Today’s Flyover People column as seen in The Emporia Gazette:

cat tracks -2

cat tracks into the neighbor’s yard

 

WINTER’S GOOD SIDE

I should at least get partial credit for making it through half of winter without whining or complaining.

But I lost my cool, my patience, when February opened with a sleet storm, followed by 7 or 8 inches of snow, and relentless cold air. Temperatures stayed below freezing for well over a week. I felt cold all of the time, outdoors and indoors, and my tolerance for winter disappeared like the sunshine.

While I can endure winter, I don’t enjoy it. The only positive thing I can say for winter is that the ice in my tea doesn’t melt as quickly as it does during the warm months.

So I turned to my Facebook friends and asked them to tell me some good things about the season. I received more than 80 comments which ranged from the pragmatic to the playful.

Many people mentioned what winter lacks: fewer bugs, less sweating, low humidity. Winter favorites included: Christmas and Christmas music, dogs and blankets, flannel, snuggling and crackling fires. Others mentioned comfort foods, hot tea and hot chocolate.

Lucrecia Eubanks, Corky Heller and Von Rothenberger like snow ice cream. Mollie Sultenfuss said that winter offers an “excuse to stay inside and read, of course.”

Tracy Simmons is a reader, but she also doesn’t mind getting outside. She brought up “snow forts, sledding, playing Fox and Goose in fresh snow,” and that “shoveling snow builds upper body strength.”

Bryan Thompson mentioned sledding, snowmen, snowball fights, as well as icicles and the sun dog that appeared one day, and “just the pure beauty of new-fallen snow.”

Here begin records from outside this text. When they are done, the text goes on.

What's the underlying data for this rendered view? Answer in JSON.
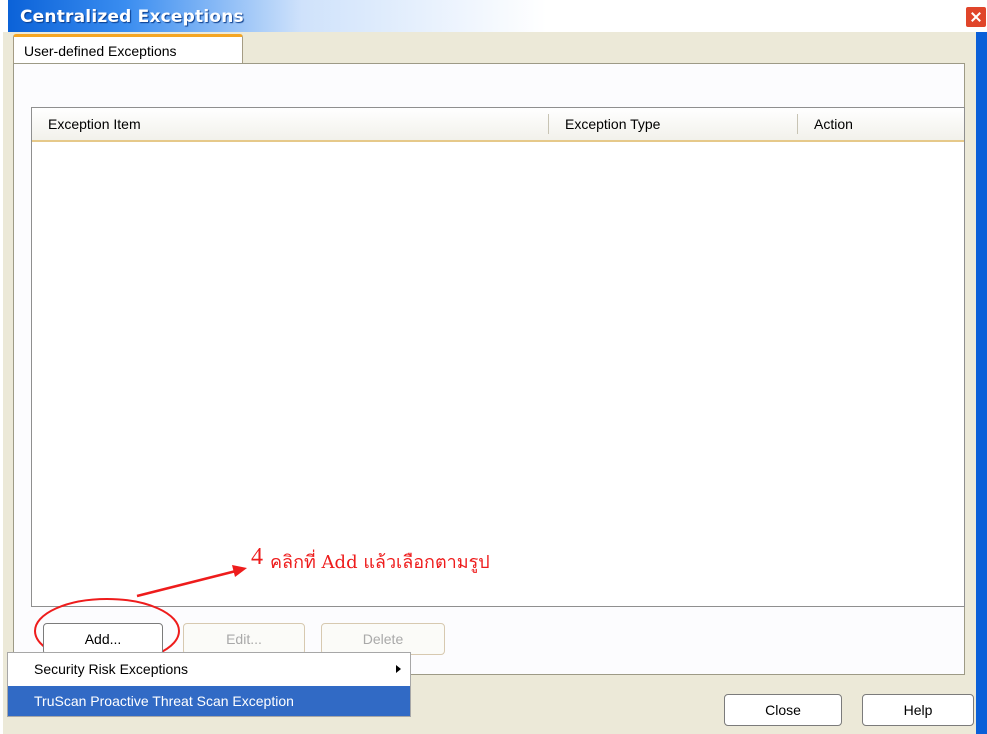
{
  "window": {
    "title": "Centralized Exceptions"
  },
  "tab": {
    "label": "User-defined Exceptions"
  },
  "list": {
    "columns": [
      "Exception Item",
      "Exception Type",
      "Action"
    ],
    "rows": []
  },
  "annotation": {
    "number": "4",
    "text": "คลิกที่ Add แล้วเลือกตามรูป"
  },
  "buttons": {
    "add": "Add...",
    "edit": "Edit...",
    "delete": "Delete",
    "close": "Close",
    "help": "Help"
  },
  "menu": {
    "items": [
      {
        "label": "Security Risk Exceptions",
        "has_submenu": true
      },
      {
        "label": "TruScan Proactive Threat Scan Exception",
        "selected": true
      }
    ]
  },
  "colors": {
    "title_bar": "#0b62d8",
    "annotation": "#ee1c1c",
    "menu_highlight": "#316ac5",
    "tab_accent": "#f5a623"
  }
}
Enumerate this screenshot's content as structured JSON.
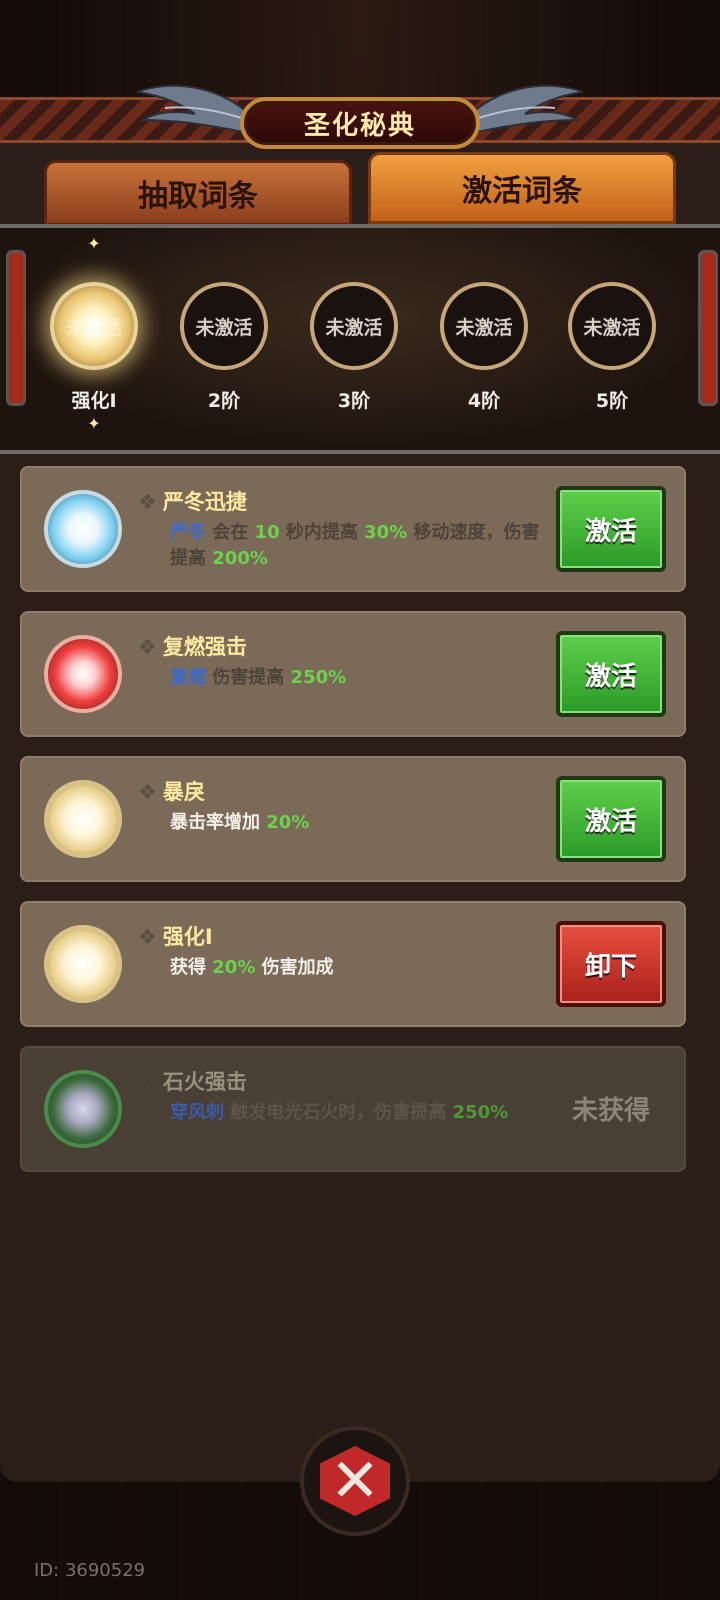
{
  "header": {
    "title": "圣化秘典"
  },
  "tabs": [
    {
      "label": "抽取词条",
      "active": false
    },
    {
      "label": "激活词条",
      "active": true
    }
  ],
  "tiers": [
    {
      "label": "强化Ⅰ",
      "state": "未激活",
      "active": true
    },
    {
      "label": "2阶",
      "state": "未激活",
      "active": false
    },
    {
      "label": "3阶",
      "state": "未激活",
      "active": false
    },
    {
      "label": "4阶",
      "state": "未激活",
      "active": false
    },
    {
      "label": "5阶",
      "state": "未激活",
      "active": false
    }
  ],
  "cards": [
    {
      "title": "严冬迅捷",
      "orb_color": "blue",
      "desc_parts": [
        {
          "text": "严冬",
          "style": "b"
        },
        {
          "text": " 会在 ",
          "style": ""
        },
        {
          "text": "10",
          "style": "g"
        },
        {
          "text": " 秒内提高 ",
          "style": ""
        },
        {
          "text": "30%",
          "style": "g"
        },
        {
          "text": " 移动速度，伤害提高 ",
          "style": ""
        },
        {
          "text": "200%",
          "style": "g"
        }
      ],
      "button": {
        "label": "激活",
        "type": "green"
      }
    },
    {
      "title": "复燃强击",
      "orb_color": "red",
      "desc_parts": [
        {
          "text": "复燃",
          "style": "b"
        },
        {
          "text": " 伤害提高 ",
          "style": ""
        },
        {
          "text": "250%",
          "style": "g"
        }
      ],
      "button": {
        "label": "激活",
        "type": "green"
      }
    },
    {
      "title": "暴戾",
      "orb_color": "gold",
      "desc_parts": [
        {
          "text": "暴击率增加 ",
          "style": "w"
        },
        {
          "text": "20%",
          "style": "g"
        }
      ],
      "button": {
        "label": "激活",
        "type": "green"
      }
    },
    {
      "title": "强化Ⅰ",
      "orb_color": "gold",
      "desc_parts": [
        {
          "text": "获得 ",
          "style": "w"
        },
        {
          "text": "20%",
          "style": "g"
        },
        {
          "text": " 伤害加成",
          "style": "w"
        }
      ],
      "button": {
        "label": "卸下",
        "type": "red"
      }
    },
    {
      "title": "石火强击",
      "orb_color": "green",
      "disabled": true,
      "desc_parts": [
        {
          "text": "穿风刺",
          "style": "b"
        },
        {
          "text": " 触发电光石火时，伤害提高 ",
          "style": ""
        },
        {
          "text": "250%",
          "style": "g"
        }
      ],
      "status": "未获得"
    }
  ],
  "footer": {
    "id_text": "ID: 3690529"
  },
  "icons": {
    "close": "close-x-icon",
    "diamond": "❖"
  }
}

“Long peaceful nights full of darkness, and the way snow can blanket an entire town,” are a few of the many things J. Schafer loves about winter. And, “seeing your own breath (try THAT one, summer!).”

“The cave, the season of hibernation, of turning within,” is what Kris Holmes appreciates.

Heather Mellott said that winter “Provides the melancholy necessary to write a sad song.”

Eric Benjamin, who often heads into the Flint Hills on his bicycle wrote, “The sound absorption quality of the snow makes it so quiet but at the same time the sound of the crunching snow under my tires and any other sounds like birds or people talking at a farm down the road are crystal clear. Winter cycling has an adventurous quality to it like no other time of the year.”

Scott Rochat wrote, “The stories are usually better. People around here (Longmont, Colo.) brag about making it through the Blizzard of ’83 or ’06. No one wants to remember a drought.”

Lynn Bonney said, “Ice cold water – from the tap!”  And Lou Ann Thomas said, “You can accidentally leave restaurant leftovers in the car overnight and they’re still safely edible.”

“I love winter, I long for it, but we do not have much of a winter here in Stockholm this year,” Kerstin Ivarsson wrote. “It is raining now, so grey and boring. I love the snow that makes things so much lighter up here in Sweden where the days are so short in winter.”

April Buckman, who loves gardening, said, “It gives Mother Nature a chance to rest so that she can grow again in the spring.”

Jan Short wrote, “1) The snow covers up the junk in my yard. 2) Don’t have to mow. 3) Makes you really appreciate when spring comes!”

Both Janet Fish and Randy Attwood commented that winter suits them. Janet said, “Winter is the anti-summer. I don’t do well in the heat.” And Randy wrote, “Heat and humidity sap my energy. The cold invigorates me.”

“I walked home yesterday – it was just beautiful,” Deirdre Tollakson said. “Felt like a kid walking in the snow. Everyone has rosy cheeks.”

Winter will end; it always does. Patrick Kelley wrote, “We are alive and we will prevail ‘til spring.”